GoogleCloudPlatform / generative-ai

Sample code and notebooks for Generative AI on Google Cloud, with Gemini on Vertex AI
https://cloud.google.com/vertex-ai/docs/generative-ai/learn/overview
Apache License 2.0
6.74k stars 1.81k forks source link

`intro_multimodal_rag_utils` has no error handling for safety blocks #351

Closed TMRolle closed 6 months ago

TMRolle commented 7 months ago

Relevant file: gemini/use-cases/retrieval-augmented-generation/utils/intro_multimodal_rag_utils.py

When a document is processed using get_document_metadata(), if any of the content in that document is blocked by the Gemini model due to safety filters, it will return a content object without a .text property, and will raise a ValueError("Content has no parts") if you attempt to reference that field.
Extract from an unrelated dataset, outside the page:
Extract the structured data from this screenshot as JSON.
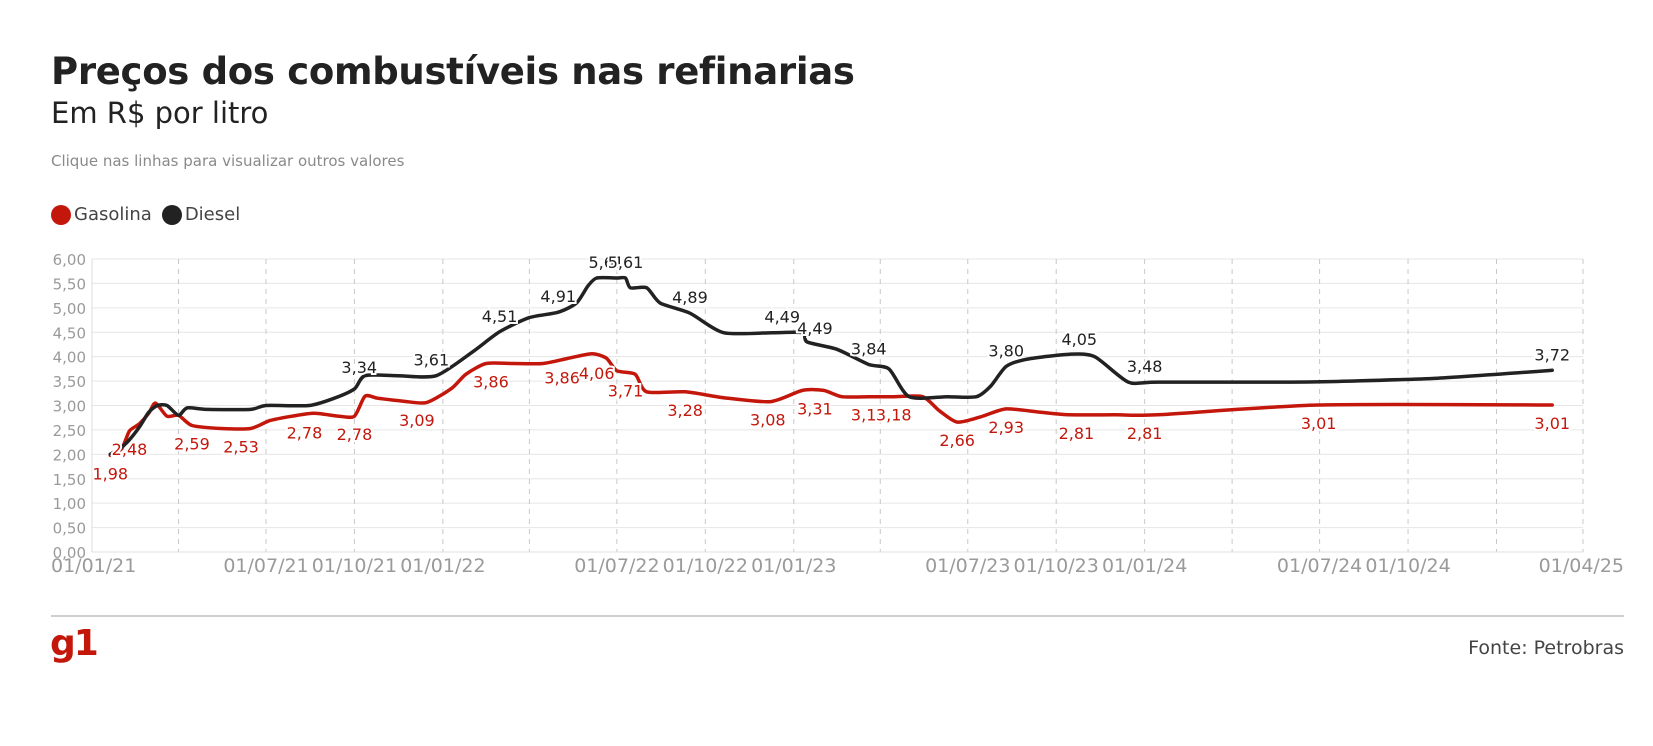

It looks like this is not currently handled, resulting in get_document_metadata() failing for the whole doc if any of the content trips a safety filter. This was discovered when the safety filters were tripped by a court document referencing criminal activity (which I assume would be considered a false positive).

I'm not very familiar with that module or what use cases it's expected to cover, but I assume it's probably ideal in these cases to catch that exception and output a warning indicating that portions of the document failed to process, while continuing to process the remaining portions of the doc.

holtskinner commented 7 months ago

@TMRolle thanks for the catch!

Looks like this is the cause of the issue in #344 .

@lavinigam-gcp Can you take a look and try to find a workaround for this behavior?

lavinigam-gcp commented 6 months ago

Working on the fix as of now for this. Will add the PR that fixes this.